Even when residential mortgage backed securities are based on high quality credit there is a risk for investors due to Canada’s “uncertain” housing market.

Fitch says that a recent RMBS transaction by a subsidiary of Canadian non-bank financial institution MCAP was backed by high quality credit mortgages, but the current housing market conditions mean an extended loan default risk.

The ratings agency did not rate this transaction but says that its rating criteria likely would have resulted in more conservative pool loss expectations than those implied by the transaction's credit enhancement.

The mortgage pool was strong with weighted-average credit scores above 760 and weighted-average loan-to-values below 70%.
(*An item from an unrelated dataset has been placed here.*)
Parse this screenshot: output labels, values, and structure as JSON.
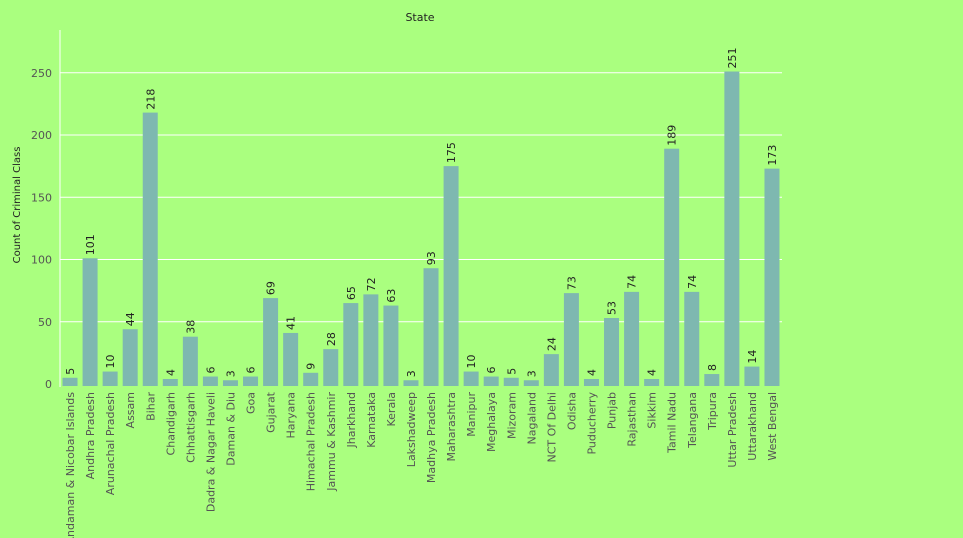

Fitch also notes that MCAP is one of Canada’s largest mortgage financing companies and its subsidiaries are CMHC approved lenders with well-established performance records.

Also, the transaction mitigates the balloon risk of the underlying loans (which are contractually due in less than five years) by obligating the servicer to extend any borrowers that are not refinanced at the end of the contractual term.

However, the ratings agency says that non-banks have greater risk from economic stress with weaker credit.

“In Fitch's 'AAAsf' rating stress case scenario, we would assume all borrowers are extended, as refinancing opportunities (both with MCAP and other lenders) would be limited amid financial and housing market stresses” the ratings firm says. “Consequently, Fitch would estimate each borrower's risk of default through the full, approximately 25-year amortization period. Additionally, we would increase default projections, due to payment shock risk, since the loans would be assumed to extend at rates significantly higher than today's rates.”

Fitch adds that the combination of the longer loan default window and the payment shock risk would increase Fitch's loss expectations on the mortgage pool by approximately 1.75x, relative to a five-year term.

It says that the housing market's uncertainty adds to bondholder risk with the mortgage pool heavily concentrated with more than 80% of the loans located in Ontario and British Columbia.